Vriska glances at the comments mid-bite of her Filet-O-Fish and asks “Where?”
Tavros blushes wildly. This is one of the first times she’s addressed you directly! You have complete trust that she will find some way to help you.
“oH, uH,,, iM IN THE TOILET,,,,”
“You’re stuck in the fucking toilet with your own shit?”
How did she know? “uH,, yEAH”
“Oh my god Tavros you’re a stinky poo poo boy! Stinky poo poo boy is Tavros!” She begins to laugh, and practically choked on her food.
Oh my god. Is your pride completely ruined after being called a stinky poo poo boy? Yes. But she referred to you by name! You pretty much have a boner now.
As she continues to laugh at her clever joke throughout bites, a piece of sandwich gets lodged in her throat. She begins to sputter and gasp for breath as she yells “FUCK MITUNA IM CHOKING I NEED THE HIMLICHE NOW”
Nothing happens, Mituna got fucking kidnapped but Vriska was a fucking slob and ate 20 pounds of food. Whore.
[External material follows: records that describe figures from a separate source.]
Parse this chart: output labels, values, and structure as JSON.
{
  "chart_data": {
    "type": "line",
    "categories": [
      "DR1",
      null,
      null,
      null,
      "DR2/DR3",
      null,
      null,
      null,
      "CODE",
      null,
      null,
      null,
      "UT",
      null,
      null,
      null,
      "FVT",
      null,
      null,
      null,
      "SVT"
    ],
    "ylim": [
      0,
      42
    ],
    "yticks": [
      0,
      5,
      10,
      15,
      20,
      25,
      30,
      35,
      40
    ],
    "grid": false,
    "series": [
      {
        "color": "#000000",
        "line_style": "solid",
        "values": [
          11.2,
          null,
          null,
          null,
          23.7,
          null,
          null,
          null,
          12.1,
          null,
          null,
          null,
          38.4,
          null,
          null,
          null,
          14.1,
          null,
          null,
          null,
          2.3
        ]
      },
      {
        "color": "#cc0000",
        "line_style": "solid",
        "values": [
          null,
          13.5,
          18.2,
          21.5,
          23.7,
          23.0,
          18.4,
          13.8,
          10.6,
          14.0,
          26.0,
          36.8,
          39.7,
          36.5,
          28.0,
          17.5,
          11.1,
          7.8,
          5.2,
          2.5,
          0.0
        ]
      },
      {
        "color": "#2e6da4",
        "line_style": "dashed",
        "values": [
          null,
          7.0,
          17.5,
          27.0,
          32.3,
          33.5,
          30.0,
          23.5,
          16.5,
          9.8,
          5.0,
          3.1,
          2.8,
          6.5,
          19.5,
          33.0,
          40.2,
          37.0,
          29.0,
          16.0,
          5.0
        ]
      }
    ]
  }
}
Dave is there of course but he does nothing to help. He doesn’t touch women. Men only hunny.
Vriska dies shortly after on the McDonald’s counter.
Tavros sighed. This happened last week. Vriska farted herself to death and you had to take it upon yourself to find that Aradia so he could bring her back to life. She’s YOURS. She is going to LOVE YOU.
Anyways Tavros was in the toilet for 18 hours until paramedics in biohazard suits got him out with a crowbar because the shit made him stick to the toilet.

Notes:

Fun fact all of these fics are connected. Take notes ladies.